Well, sort of. Magic Johnson's purchase of the Dodgers hasn't actually happened yet. Barring weird developments, however, it will happen by April 30. And it's not quite accurate to say that Magic is buying the Dodgers, like, personally. He's one investor in a group whose real, big-bucks firepower comes from Guggenheim Partners, a financial firm based in Chicago. Not even Magic, for all his wealth, can just cut a check for $2 billion. Those caveats aside, however, many Angelenos got their wish tonight. Magic Johnson, the greatest Laker of all time, has become the face of our city's second-favorite (but still quite beloved) sports franchise.
If you haven't followed the saga of Frank and Jamie McCourt and their gargantuan fuck-ups as owners of the Dodgers, congratulations. As a fan of the D's, I have not been so lucky. In terms of managing a sports team with skill, intelligence, good judgment and with the interests of the local community in mind, Frank McCourt and Jerry Buss are at opposite ends of the bell curve. I'd give Joey Buss full control of not just the Lakers' roster and front office but the entirety of my major life decisions before I'd ask McCourt to take out my garbage. Really, he's been that bad.

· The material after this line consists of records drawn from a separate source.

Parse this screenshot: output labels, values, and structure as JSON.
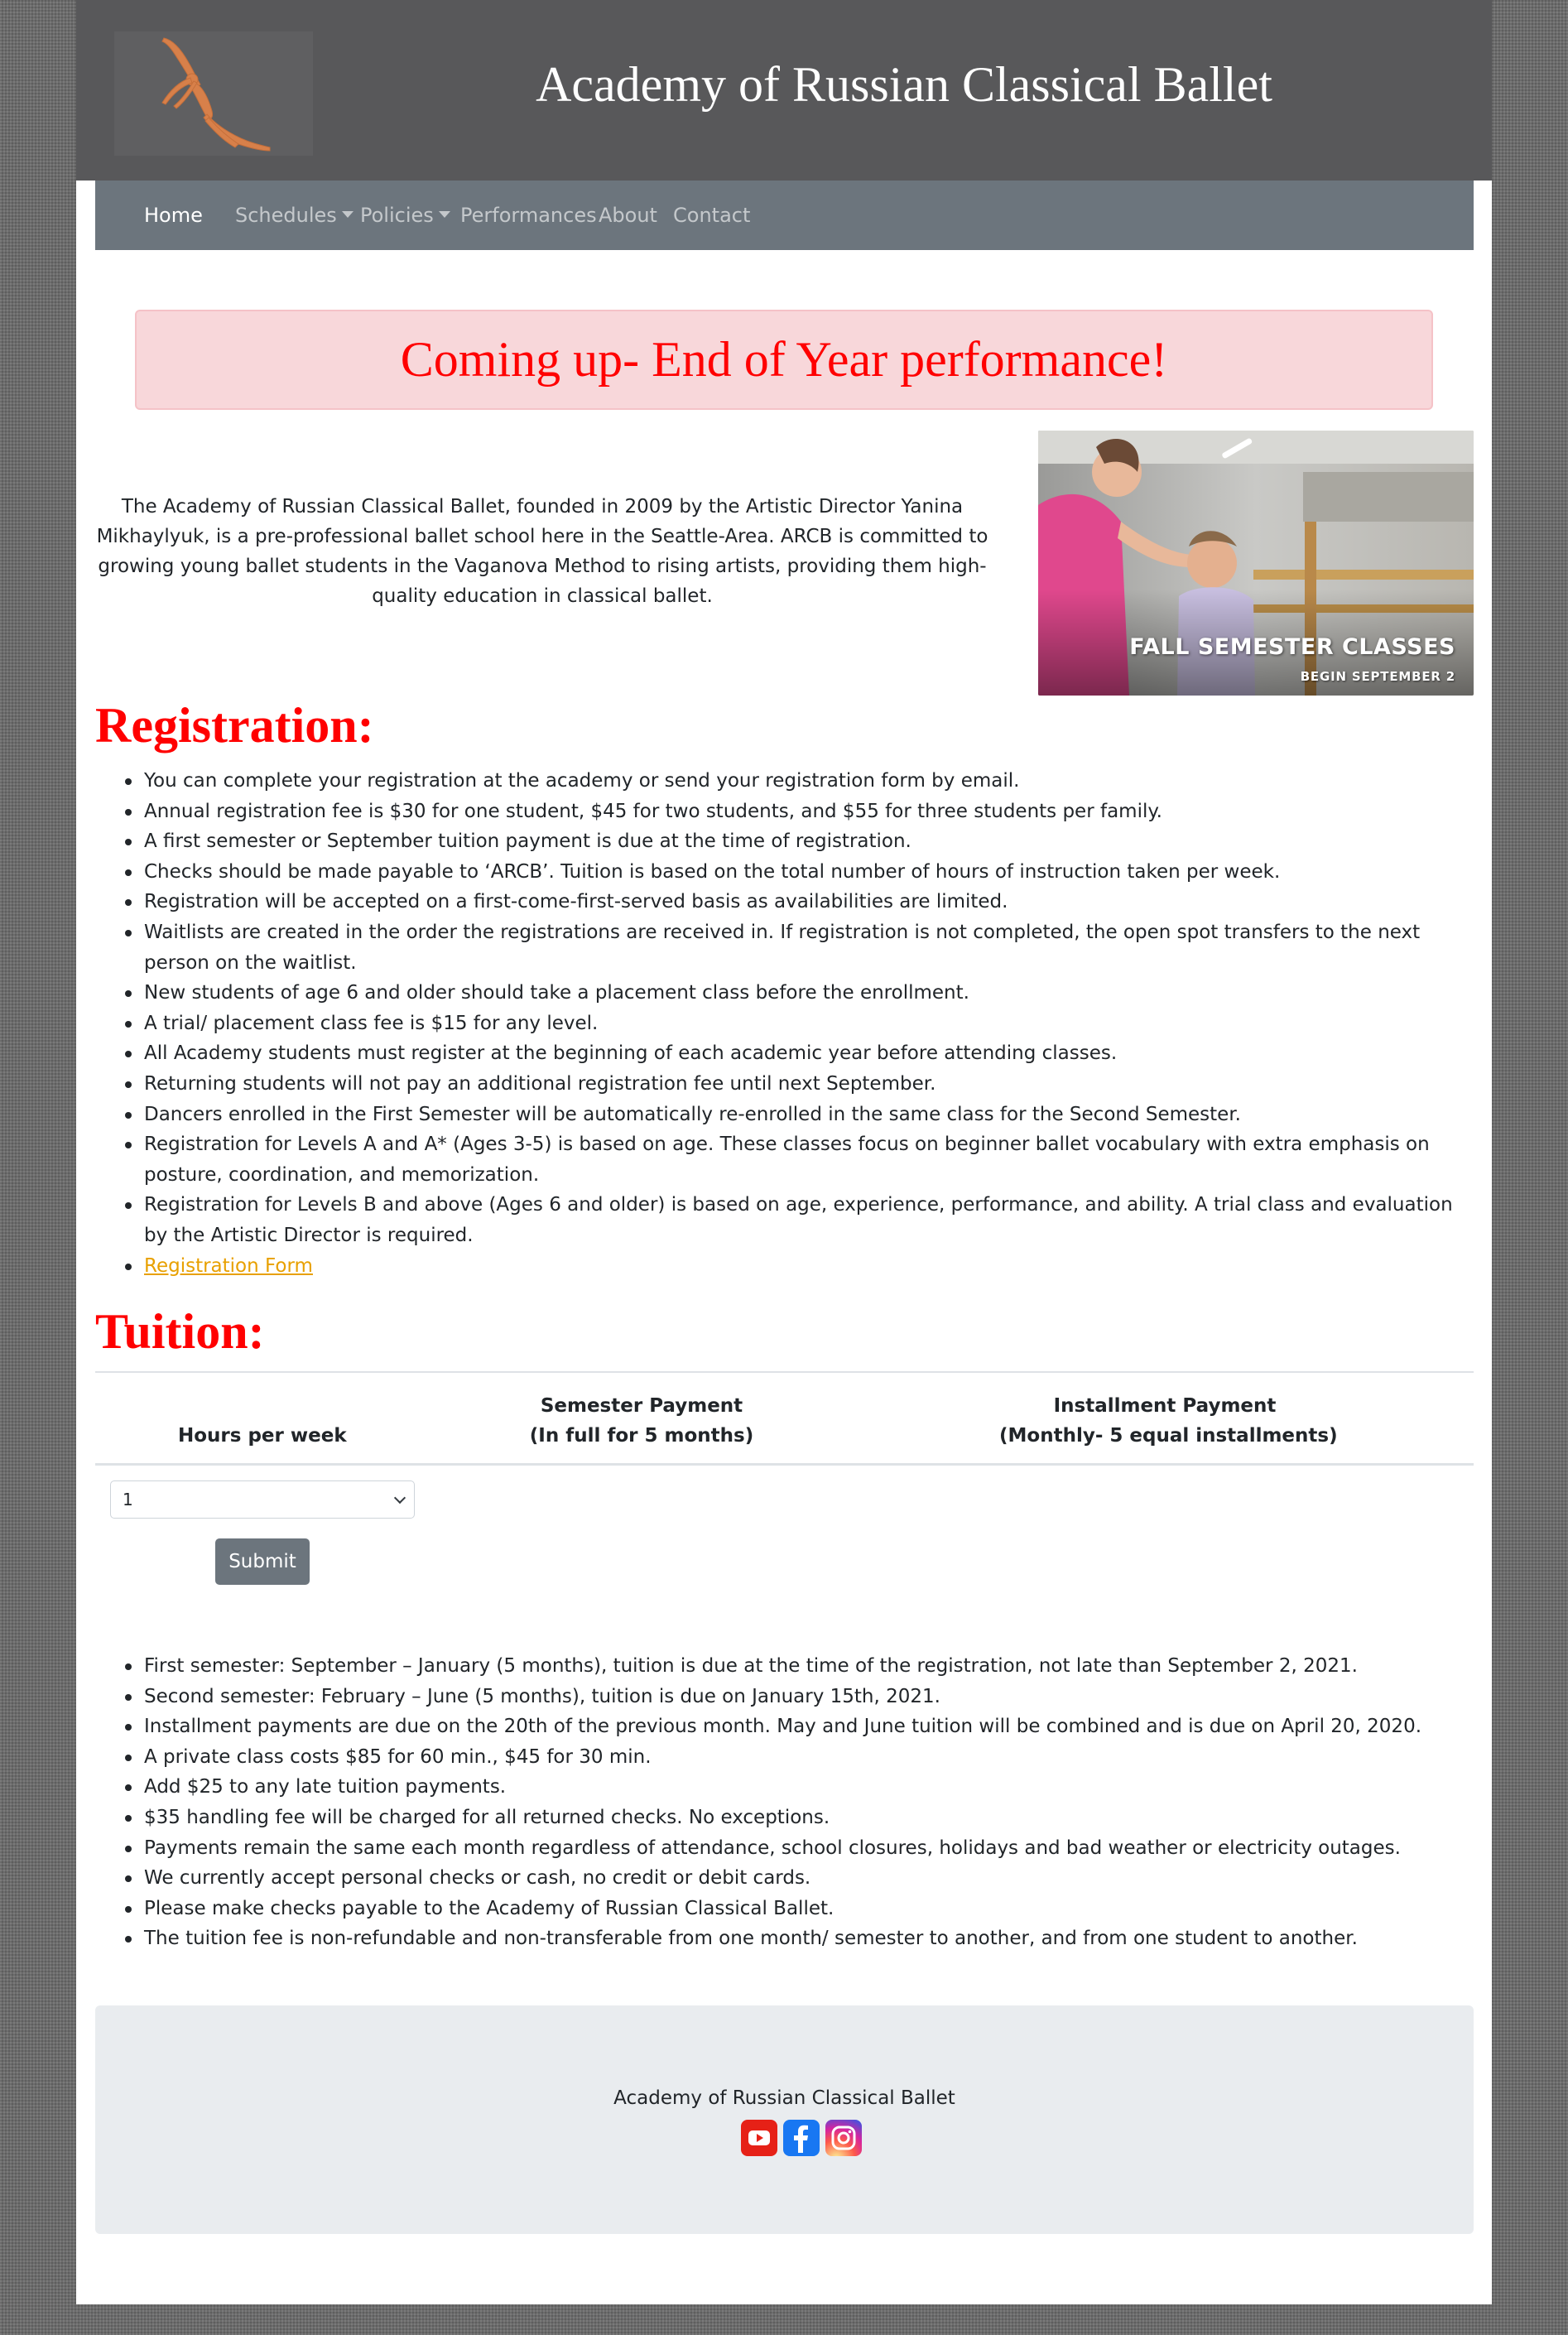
{
  "header": {
    "site_title": "Academy of Russian Classical Ballet"
  },
  "nav": {
    "home": "Home",
    "schedules": "Schedules",
    "policies": "Policies",
    "performances": "Performances",
    "about": "About",
    "contact": "Contact"
  },
  "alert": {
    "text": "Coming up- End of Year performance!"
  },
  "intro": {
    "text": "The Academy of Russian Classical Ballet, founded in 2009 by the Artistic Director Yanina Mikhaylyuk, is a pre-professional ballet school here in the Seattle-Area. ARCB is committed to growing young ballet students in the Vaganova Method to rising artists, providing them high-quality education in classical ballet."
  },
  "promo": {
    "title": "FALL SEMESTER CLASSES",
    "subtitle": "BEGIN SEPTEMBER 2"
  },
  "registration": {
    "heading": "Registration:",
    "items": [
      "You can complete your registration at the academy or send your registration form by email.",
      "Annual registration fee is $30 for one student, $45 for two students, and $55 for three students per family.",
      "A first semester or September tuition payment is due at the time of registration.",
      "Checks should be made payable to ‘ARCB’. Tuition is based on the total number of hours of instruction taken per week.",
      "Registration will be accepted on a first-come-first-served basis as availabilities are limited.",
      "Waitlists are created in the order the registrations are received in. If registration is not completed, the open spot transfers to the next person on the waitlist.",
      "New students of age 6 and older should take a placement class before the enrollment.",
      "A trial/ placement class fee is $15 for any level.",
      "All Academy students must register at the beginning of each academic year before attending classes.",
      "Returning students will not pay an additional registration fee until next September.",
      "Dancers enrolled in the First Semester will be automatically re-enrolled in the same class for the Second Semester.",
      "Registration for Levels A and A* (Ages 3-5) is based on age. These classes focus on beginner ballet vocabulary with extra emphasis on posture, coordination, and memorization.",
      "Registration for Levels B and above (Ages 6 and older) is based on age, experience, performance, and ability. A trial class and evaluation by the Artistic Director is required."
    ],
    "form_link": "Registration Form"
  },
  "tuition": {
    "heading": "Tuition:",
    "table": {
      "col1": "Hours per week",
      "col2_line1": "Semester Payment",
      "col2_line2": "(In full for 5 months)",
      "col3_line1": "Installment Payment",
      "col3_line2": "(Monthly- 5 equal installments)"
    },
    "select_value": "1",
    "submit_label": "Submit",
    "items": [
      "First semester: September – January (5 months), tuition is due at the time of the registration, not late than September 2, 2021.",
      "Second semester: February – June (5 months), tuition is due on January 15th, 2021.",
      "Installment payments are due on the 20th of the previous month. May and June tuition will be combined and is due on April 20, 2020.",
      "A private class costs $85 for 60 min., $45 for 30 min.",
      "Add $25 to any late tuition payments.",
      "$35 handling fee will be charged for all returned checks. No exceptions.",
      "Payments remain the same each month regardless of attendance, school closures, holidays and bad weather or electricity outages.",
      "We currently accept personal checks or cash, no credit or debit cards.",
      "Please make checks payable to the Academy of Russian Classical Ballet.",
      "The tuition fee is non-refundable and non-transferable from one month/ semester to another, and from one student to another."
    ]
  },
  "footer": {
    "name": "Academy of Russian Classical Ballet",
    "social": [
      "youtube-icon",
      "facebook-icon",
      "instagram-icon"
    ]
  },
  "colors": {
    "header_bg": "#58585a",
    "nav_bg": "#6c757d",
    "accent_red": "#ff0000",
    "alert_bg": "#f8d7da",
    "link": "#e8a000",
    "footer_bg": "#e9ecef"
  }
}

So Magic and his friends at Guggenheim have a pretty low bar to clear, at least if their goal is to seem better than the last guy. I'm optimistic that Magic will fare well atop Big Blue. He's smart and he's surrounded by smart people. He knows the L.A. political and business environments as well as anyone. Most important, he's an Angeleno and will fight to make sure the franchise serves the city, instead of just treating it like the world's largest ATM. We trust Magic. He'll make mistakes, of course, but his career as a Laker and his status as a civic eminence are why his ascension to Dodgers ownership has most everyone in the city who cares about baseball toasting him yet again.